The workflow in Example 1 is an example of how to override the PreParserWorkflow for a specific database. In this case we start by giving the document input object to the SgmlPreParser in line 5, and the result of that is given to the CharacterEntityPreParser in line 6. Note that lines 4 and 20 are just comments and are not required.

The workflows in Example 2 are slightly more complex with some additional constructions. Lines 5, 26, 31 use the log instruction to get the Workflow to log the fact that it is starting to load Records.

In lines 6 and 7 the object tags have a second attribute called function. This contains the name of the function to call when it’s not derivable from the input object. For example, a PreParser will always call process_document(), however you need to specify the function to call on a Database as there are many available. Note also that there isn’t a ‘ref’ attribute to reference a specific object identifier. In this case it uses the current session to determine which Server, Database, RecordStore and so forth should be used. This allows the Workflow to be used in multiple contexts (i.e. if configured at the server level it can be used by several Databases).

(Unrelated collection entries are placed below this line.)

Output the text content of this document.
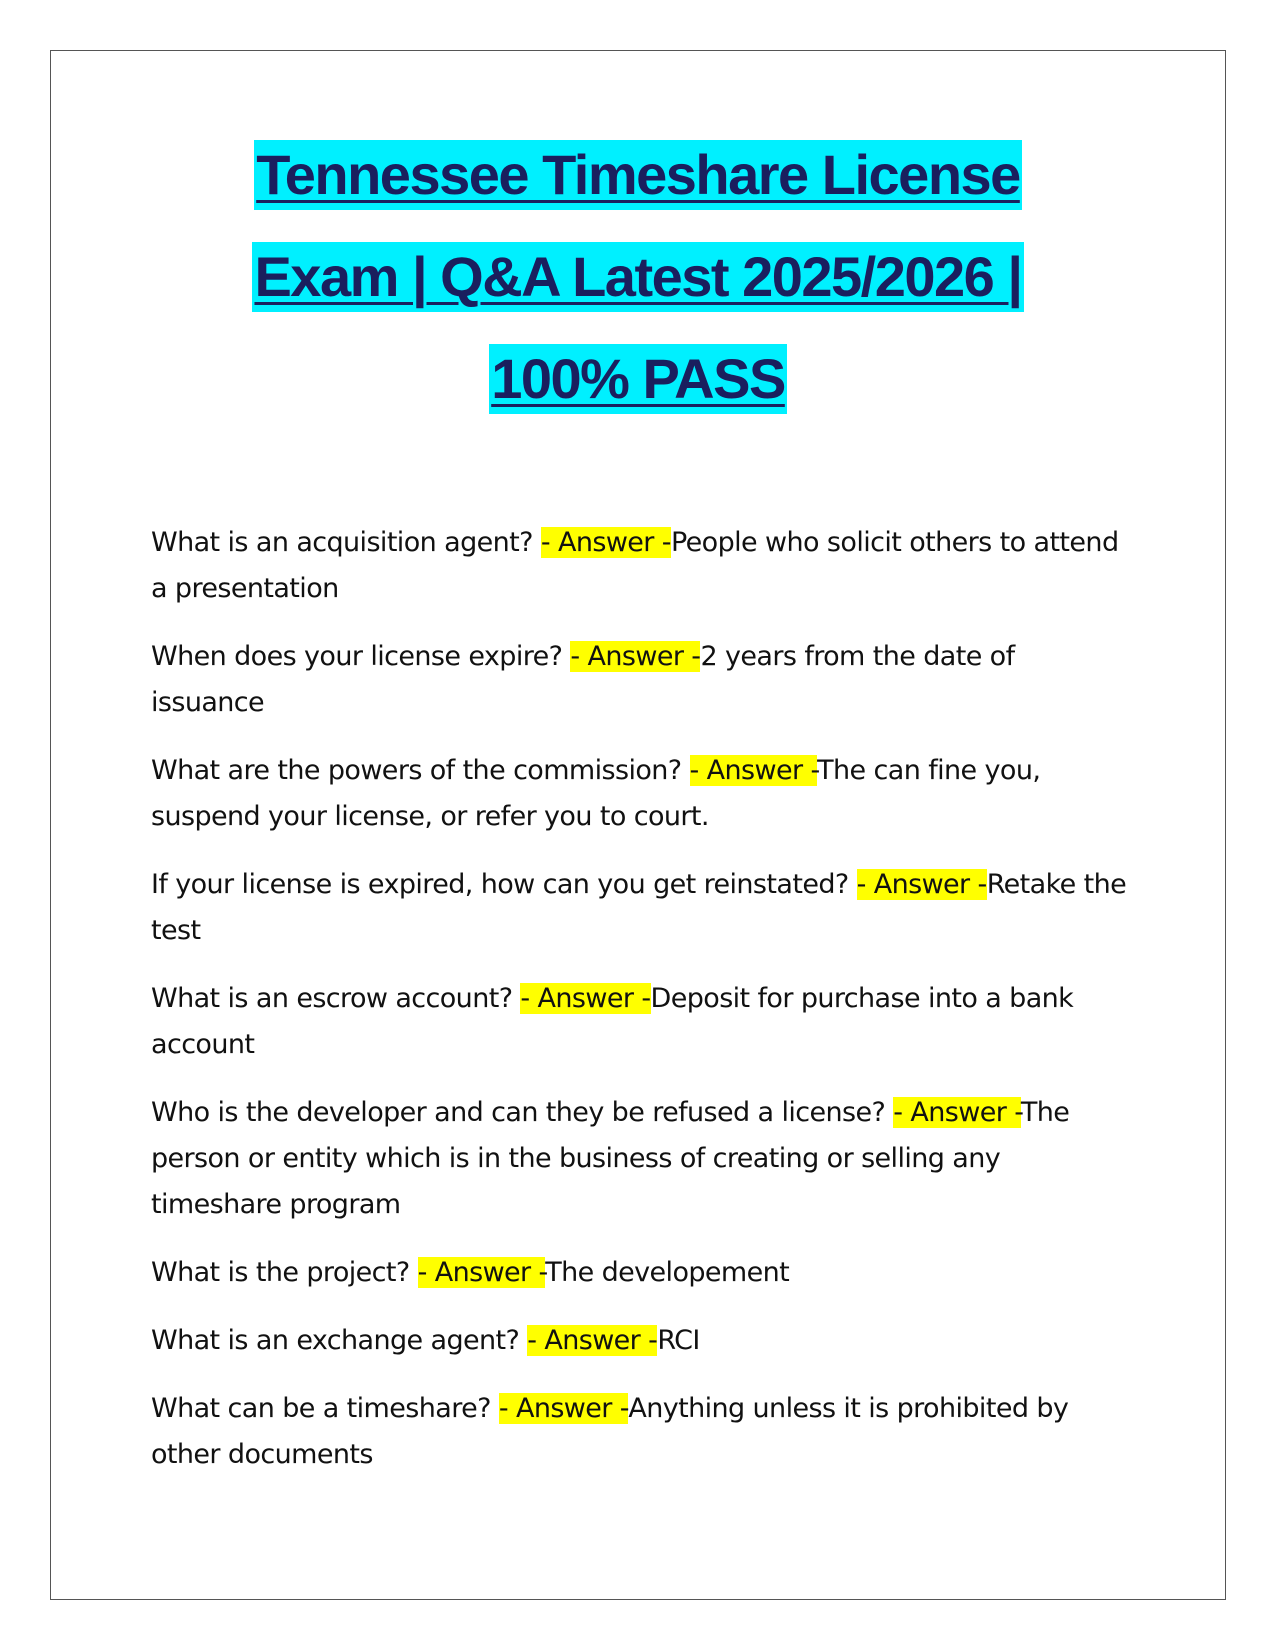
Tennessee Timeshare License
Exam | Q&A Latest 2025/2026 |
100% PASS

What is an acquisition agent? - Answer -People who solicit others to attend a presentation

When does your license expire? - Answer -2 years from the date of issuance

What are the powers of the commission? - Answer -The can fine you, suspend your license, or refer you to court.

If your license is expired, how can you get reinstated? - Answer -Retake the test

What is an escrow account? - Answer -Deposit for purchase into a bank account

Who is the developer and can they be refused a license? - Answer -The person or entity which is in the business of creating or selling any timeshare program

What is the project? - Answer -The developement

What is an exchange agent? - Answer -RCI

What can be a timeshare? - Answer -Anything unless it is prohibited by other documents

The for-each block (lines 8-10) then iterates through the Documents in the supplied DocumentFactory, calling another Workflow, buildIndexSingleWorkflow (configured in lines 17-33), on each of them. Like the PreParser objects mentioned earlier, Workflow objects called don’t need to be told which function to call - the system will always call their process() function. Finally the Database and RecordStore have their commit functions called to ensure that everything is written out to disk.

The second workflow in Example 2 is called by the first, and in turn calls the PreParserWorkflow configured in Example 1. It then calls a Parser, carrying out some error handling as it does so (lines 22-27), and then makes further calls to the RecordStore (line 28) and Database (lines 29-30) objects to store and Index the record produced.